There was some confusion as parties tried to establish who actually worked at Johnson Utilities and what the various companies related to it, both through contracts and Johnson’s children, actually did. Johnson himself kept saying “we” in reference to the utility, despite the fact that he is not supposed to be involved in its operations as a manager due to an FBI investigation and federal indictment for bribery.

He initially said that Johnson Utilities had 90 to 100 employees, but then later had to correct himself and say that it had one employee, Gary Drummond. The 90 to 100 employees figure is from Hunt Management, where Brad Cole is the chief operating officer.

Johnson said that he speaks frequently with Drummond and Cole, but from the perspective of an owner not a manager. Johnson said that he has no interest in Hunt Management other than parental, as it is run by his children. But he said he sees Cole almost every day, because Cole is engaged to his daughter, but that they don’t speak about the utility often.

John Dantico, who is an intervener and resident near the Johnson Utilities section 11 plant near Johnson Ranch, went through a long list of self-monitoring reports signed by Johnson. Johnson said he was relying on the verbal confirmation of his employees, who said that the required weekly inspections of the freeboards were taking place at the section 11 plant. Dantico made Johnson read aloud the part in the self-monitoring report that said that falsifying the report was a punishable criminal offense.

On the notice of violation submitted to the Arizona Department of Environmental Quality, it notes that during an inspection of the plant an employee told ADEQ officials that the records of the inspections were not historically kept at the plant, showing an apparent contradiction in the reports and the notice of violation that Dantico believes to be illegal.

Johnson argued that many of the raw-sewage spills detailed in the hearing were not the utility’s fault, citing problems that take place in the course of normal operations as well as faulting people dumping garbage into manholes. When asked if the 300,000 gallons of raw- sewage spills totaled thus far by commissioners is alarming to him, he said that it would be if it were true, but “I don’t know if it’s true.”

ADEQ officials testified earlier that Johnson Utilities has had more raw sewage spills than any other private utility in the state.

Johnson also cast doubt, without providing an argument, on the number of monthly disconnection notices (10,000) provided by the commission. The disconnections, which result in a charge to customers, had been a major complaint at the hearings.

Johnson told commissioners that they were making too much of a 2016 incident which has been brought up many times in the hearing in which ADEQ officials were locked out of collecting water samples at a Johnson Utilities well. He described the incident as an inconsequential misunderstanding in which employees simply didn’t have time that day to take ADEQ officials to all the wells. The agency could have returned the next day without a warrant, he said.

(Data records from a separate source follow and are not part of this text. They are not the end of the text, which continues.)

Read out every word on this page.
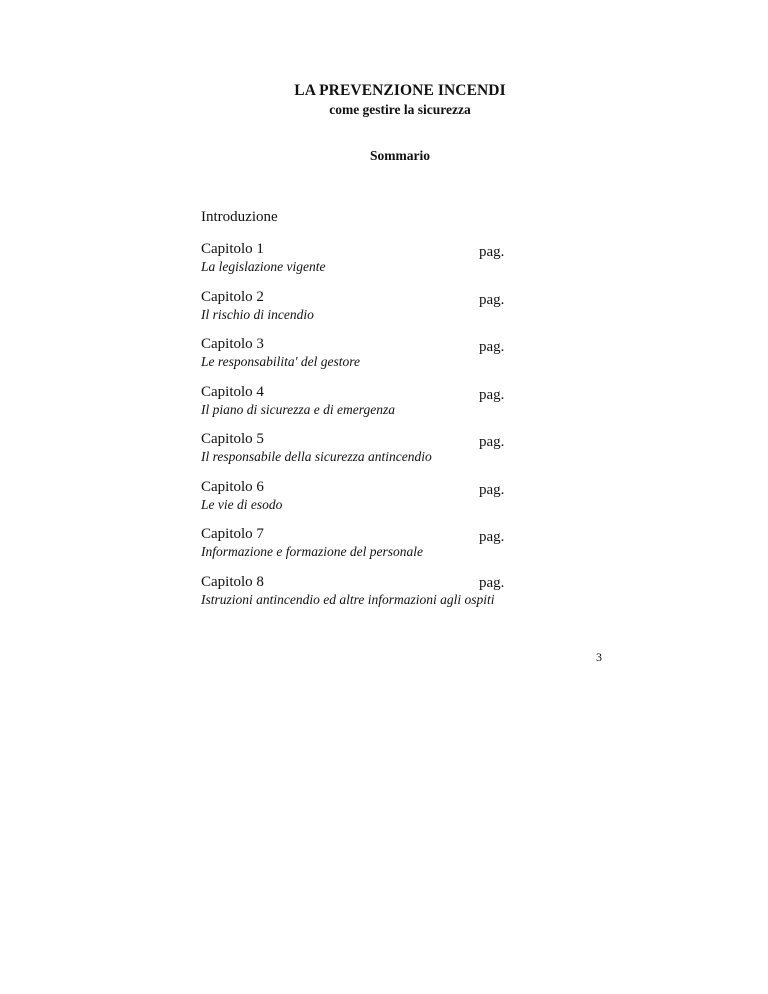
LA PREVENZIONE INCENDI
come gestire la sicurezza
Sommario
Introduzione
Capitolo 1	pag.
La legislazione vigente
Capitolo 2	pag.
Il rischio di incendio
Capitolo 3	pag.
Le responsabilita' del gestore
Capitolo 4	pag.
Il piano di sicurezza e di emergenza
Capitolo 5	pag.
Il responsabile della sicurezza antincendio
Capitolo 6	pag.
Le vie di esodo
Capitolo 7	pag.
Informazione e formazione del personale
Capitolo 8	pag.
Istruzioni antincendio ed altre informazioni agli ospiti
3
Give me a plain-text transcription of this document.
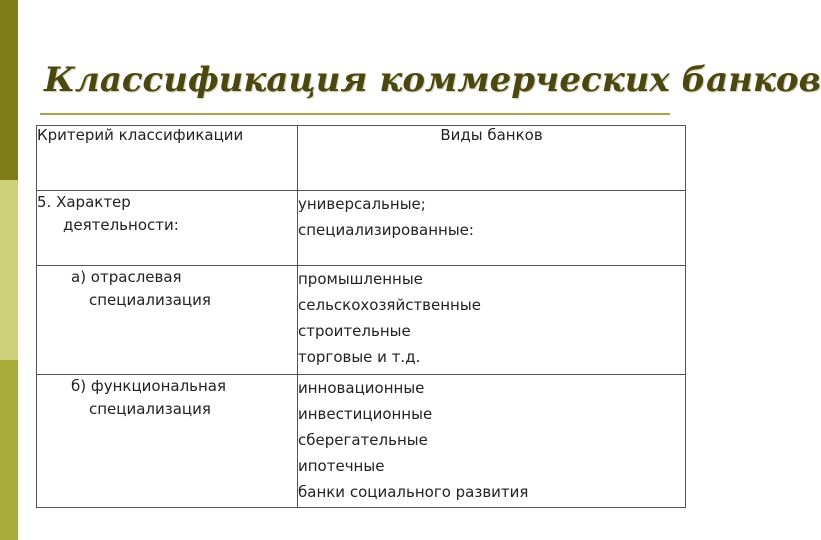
Классификация коммерческих банков
Критерий классификации	Виды банков

5. Характер
деятельности:	универсальные;
специализированные:

а) отраслевая
специализация	промышленные
сельскохозяйственные
строительные
торговые и т.д.

б) функциональная
специализация	инновационные
инвестиционные
сберегательные
ипотечные
банки социального развития
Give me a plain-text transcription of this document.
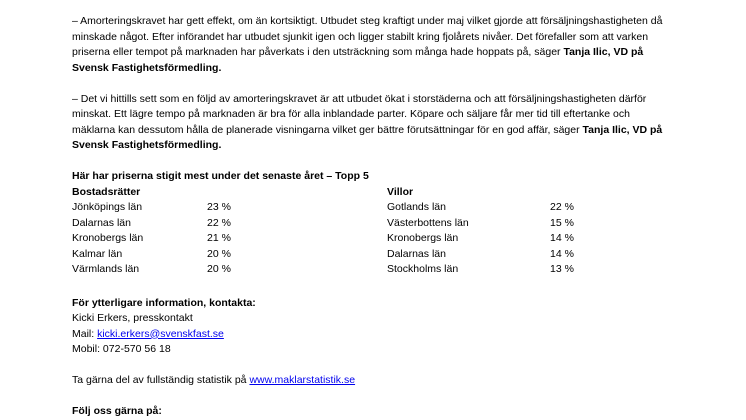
– Amorteringskravet har gett effekt, om än kortsiktigt. Utbudet steg kraftigt under maj vilket gjorde att försäljningshastigheten då minskade något. Efter införandet har utbudet sjunkit igen och ligger stabilt kring fjolårets nivåer. Det förefaller som att varken priserna eller tempot på marknaden har påverkats i den utsträckning som många hade hoppats på, säger Tanja Ilic, VD på Svensk Fastighetsförmedling.

– Det vi hittills sett som en följd av amorteringskravet är att utbudet ökat i storstäderna och att försäljningshastigheten därför minskat. Ett lägre tempo på marknaden är bra för alla inblandade parter. Köpare och säljare får mer tid till eftertanke och mäklarna kan dessutom hålla de planerade visningarna vilket ger bättre förutsättningar för en god affär, säger Tanja Ilic, VD på Svensk Fastighetsförmedling.

Här har priserna stigit mest under det senaste året – Topp 5

Bostadsrätter	Villor
Jönköpings län	23 %	Gotlands län	22 %
Dalarnas län	22 %	Västerbottens län	15 %
Kronobergs län	21 %	Kronobergs län	14 %
Kalmar län	20 %	Dalarnas län	14 %
Värmlands län	20 %	Stockholms län	13 %

För ytterligare information, kontakta:

Kicki Erkers, presskontakt

Mail: kicki.erkers@svenskfast.se

Mobil: 072-570 56 18

Ta gärna del av fullständig statistik på www.maklarstatistik.se

Följ oss gärna på:
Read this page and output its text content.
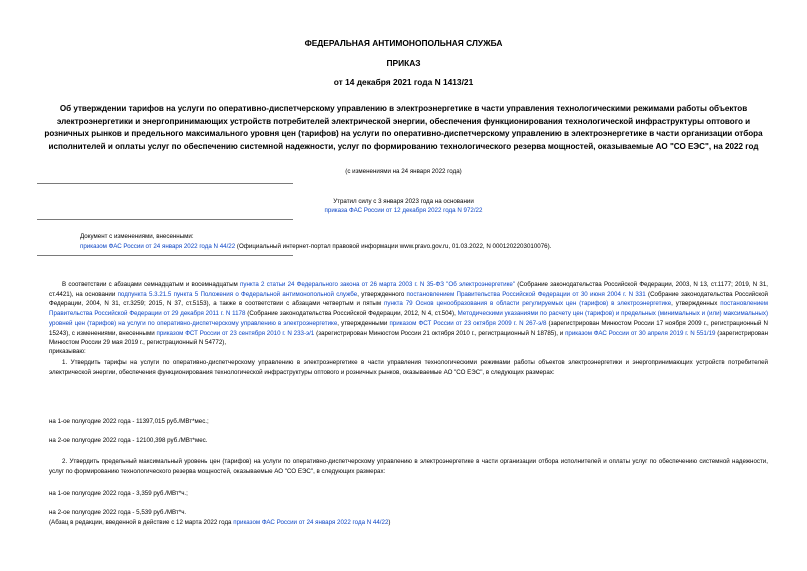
ФЕДЕРАЛЬНАЯ АНТИМОНОПОЛЬНАЯ СЛУЖБА
ПРИКАЗ
от 14 декабря 2021 года N 1413/21
Об утверждении тарифов на услуги по оперативно-диспетчерскому управлению в электроэнергетике в части управления технологическими режимами работы объектов электроэнергетики и энергопринимающих устройств потребителей электрической энергии, обеспечения функционирования технологической инфраструктуры оптового и розничных рынков и предельного максимального уровня цен (тарифов) на услуги по оперативно-диспетчерскому управлению в электроэнергетике в части организации отбора исполнителей и оплаты услуг по обеспечению системной надежности, услуг по формированию технологического резерва мощностей, оказываемые АО "СО ЕЭС", на 2022 год
(с изменениями на 24 января 2022 года)
Утратил силу с 3 января 2023 года на основании
приказа ФАС России от 12 декабря 2022 года N 972/22
Документ с изменениями, внесенными:
приказом ФАС России от 24 января 2022 года N 44/22 (Официальный интернет-портал правовой информации www.pravo.gov.ru, 01.03.2022, N 0001202203010076).
В соответствии с абзацами семнадцатым и восемнадцатым пункта 2 статьи 24 Федерального закона от 26 марта 2003 г. N 35-ФЗ "Об электроэнергетике" (Собрание законодательства Российской Федерации, 2003, N 13, ст.1177; 2019, N 31, ст.4421), на основании подпункта 5.3.21.5 пункта 5 Положения о Федеральной антимонопольной службе, утвержденного постановлением Правительства Российской Федерации от 30 июня 2004 г. N 331 (Собрание законодательства Российской Федерации, 2004, N 31, ст.3259; 2015, N 37, ст.5153), а также в соответствии с абзацами четвертым и пятым пункта 79 Основ ценообразования в области регулируемых цен (тарифов) в электроэнергетике, утвержденных постановлением Правительства Российской Федерации от 29 декабря 2011 г. N 1178 (Собрание законодательства Российской Федерации, 2012, N 4, ст.504), Методическими указаниями по расчету цен (тарифов) и предельных (минимальных и (или) максимальных) уровней цен (тарифов) на услуги по оперативно-диспетчерскому управлению в электроэнергетике, утвержденными приказом ФСТ России от 23 октября 2009 г. N 267-э/8 (зарегистрирован Минюстом России 17 ноября 2009 г., регистрационный N 15243), с изменениями, внесенными приказом ФСТ России от 23 сентября 2010 г. N 233-э/1 (зарегистрирован Минюстом России 21 октября 2010 г., регистрационный N 18785), и приказом ФАС России от 30 апреля 2019 г. N 551/19 (зарегистрирован Минюстом России 29 мая 2019 г., регистрационный N 54772),
приказываю:
1. Утвердить тарифы на услуги по оперативно-диспетчерскому управлению в электроэнергетике в части управления технологическими режимами работы объектов электроэнергетики и энергопринимающих устройств потребителей электрической энергии, обеспечения функционирования технологической инфраструктуры оптового и розничных рынков, оказываемые АО "СО ЕЭС", в следующих размерах:
на 1-ое полугодие 2022 года - 11397,015 руб./МВт*мес.;
на 2-ое полугодие 2022 года - 12100,398 руб./МВт*мес.
2. Утвердить предельный максимальный уровень цен (тарифов) на услуги по оперативно-диспетчерскому управлению в электроэнергетике в части организации отбора исполнителей и оплаты услуг по обеспечению системной надежности, услуг по формированию технологического резерва мощностей, оказываемые АО "СО ЕЭС", в следующих размерах:
на 1-ое полугодие 2022 года - 3,359 руб./МВт*ч.;
на 2-ое полугодие 2022 года - 5,539 руб./МВт*ч.
(Абзац в редакции, введенной в действие с 12 марта 2022 года приказом ФАС России от 24 января 2022 года N 44/22)
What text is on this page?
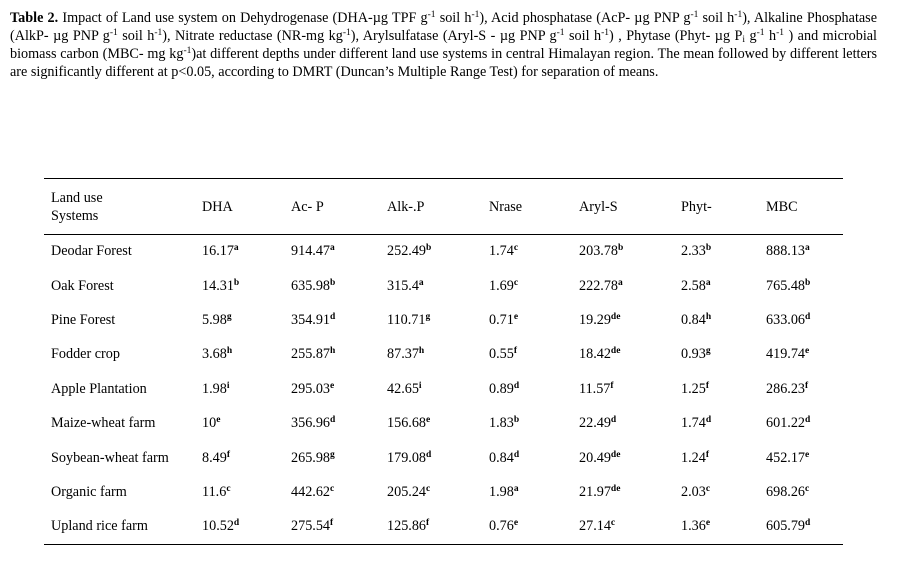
Table 2. Impact of Land use system on Dehydrogenase (DHA-µg TPF $g^{-1}$ soil $h^{-1}$), Acid phosphatase (AcP- µg PNP $g^{-1}$ soil $h^{-1}$), Alkaline Phosphatase (AlkP- µg PNP $g^{-1}$ soil $h^{-1}$), Nitrate reductase (NR-mg $kg^{-1}$), Arylsulfatase (Aryl-S - µg PNP $g^{-1}$ soil $h^{-1}$) , Phytase (Phyt- µg $P_i$ $g^{-1}$ $h^{-1}$ ) and microbial biomass carbon (MBC- mg $kg^{-1})at$ different depths under different land use systems in central Himalayan region. The mean followed by different letters are significantly different at p<0.05, according to DMRT (Duncan’s Multiple Range Test) for separation of means.

Land use
Systems	DHA	Ac- P	Alk-.P	Nrase	Aryl-S	Phyt-	MBC
Deodar Forest	16.17$^a$	914.47$^a$	252.49$^b$	1.74$^c$	203.78$^b$	2.33$^b$	888.13$^a$
Oak Forest	14.31$^b$	635.98$^b$	315.4$^a$	1.69$^c$	222.78$^a$	2.58$^a$	765.48$^b$
Pine Forest	5.98$^g$	354.91$^d$	110.71$^g$	0.71e	19.29de	0.84$^h$	633.06$^d$
Fodder crop	3.68$^h$	255.87$^h$	87.37$^h$	0.55$^f$	18.42de	0.93$^g$	419.74e
Apple Plantation	1.98$^i$	295.03e	42.65$^i$	0.89$^d$	11.57$^f$	1.25$^f$	286.23$^f$
Maize-wheat farm	10e	356.96$^d$	156.68e	1.83$^b$	22.49$^d$	1.74$^d$	601.22$^d$
Soybean-wheat farm	8.49$^f$	265.98$^g$	179.08$^d$	0.84$^d$	20.49de	1.24$^f$	452.17e
Organic farm	11.6$^c$	442.62$^c$	205.24$^c$	1.98$^a$	21.97de	2.03$^c$	698.26$^c$
Upland rice farm	10.52$^d$	275.54$^f$	125.86$^f$	0.76e	27.14$^c$	1.36e	605.79$^d$
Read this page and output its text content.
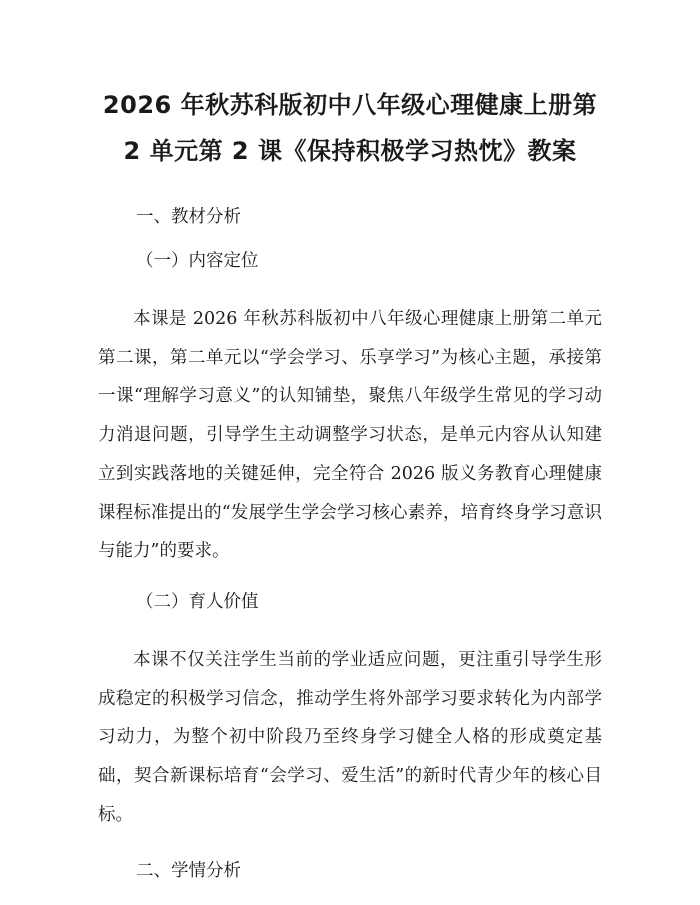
2026 年秋苏科版初中八年级心理健康上册第
2 单元第 2 课《保持积极学习热忱》教案

一、教材分析

（一）内容定位

本课是 2026 年秋苏科版初中八年级心理健康上册第二单元第二课，第二单元以“学会学习、乐享学习”为核心主题，承接第一课“理解学习意义”的认知铺垫，聚焦八年级学生常见的学习动力消退问题，引导学生主动调整学习状态，是单元内容从认知建立到实践落地的关键延伸，完全符合 2026 版义务教育心理健康课程标准提出的“发展学生学会学习核心素养，培育终身学习意识与能力”的要求。

（二）育人价值

本课不仅关注学生当前的学业适应问题，更注重引导学生形成稳定的积极学习信念，推动学生将外部学习要求转化为内部学习动力，为整个初中阶段乃至终身学习健全人格的形成奠定基础，契合新课标培育“会学习、爱生活”的新时代青少年的核心目标。

二、学情分析
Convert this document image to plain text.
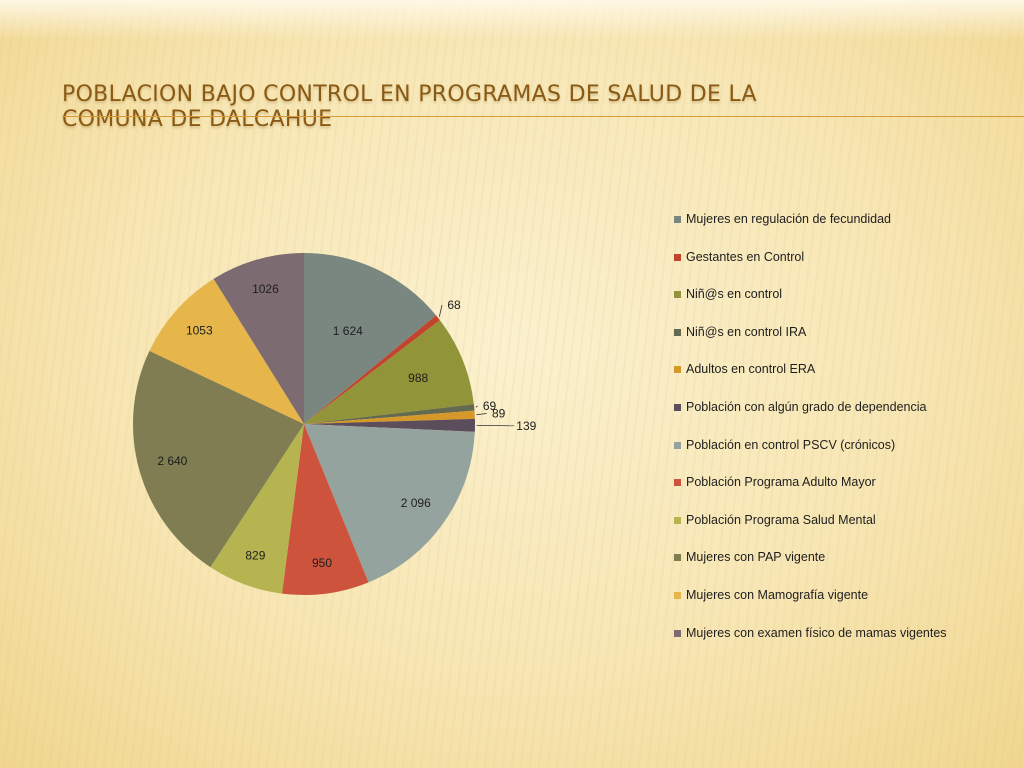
POBLACION BAJO CONTROL EN PROGRAMAS DE SALUD DE LA COMUNA DE DALCAHUE
1 624
68
988
69
89
139
2 096
950
829
2 640
1053
1026
Mujeres en regulación de fecundidad
Gestantes en Control
Niñ@s en control
Niñ@s en control IRA
Adultos en control ERA
Población con algún grado de dependencia
Población en control PSCV (crónicos)
Población Programa Adulto Mayor
Población Programa Salud Mental
Mujeres con PAP vigente
Mujeres con Mamografía vigente
Mujeres con examen físico de mamas vigentes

ADEQ official Dave Dunnaway testified earlier that he is not aware of ADEQ officials being prevented from collecting samples in any other case.

Parties avoided aggressively questioning Johnson, even when he could not remember events or answer many questions. That was until Tobin asked him, if management is doing so great, what is he supposed to tell from all of the people who spoke at public comment.

“Are 600 people wrong? ... There is nowhere else for these people to go and they are desperate for Johnson Utilities to solve their problems,” Tobin said. “I get the sense you are not taking this seriously.”

Johnson didn’t directly answer Tobin’s statement. Throughout the hearing, Johnson maintained that current management was very capable. He does not plan to resume a managerial role in the utility and is looking into buying an island in the Caribbean and retiring there.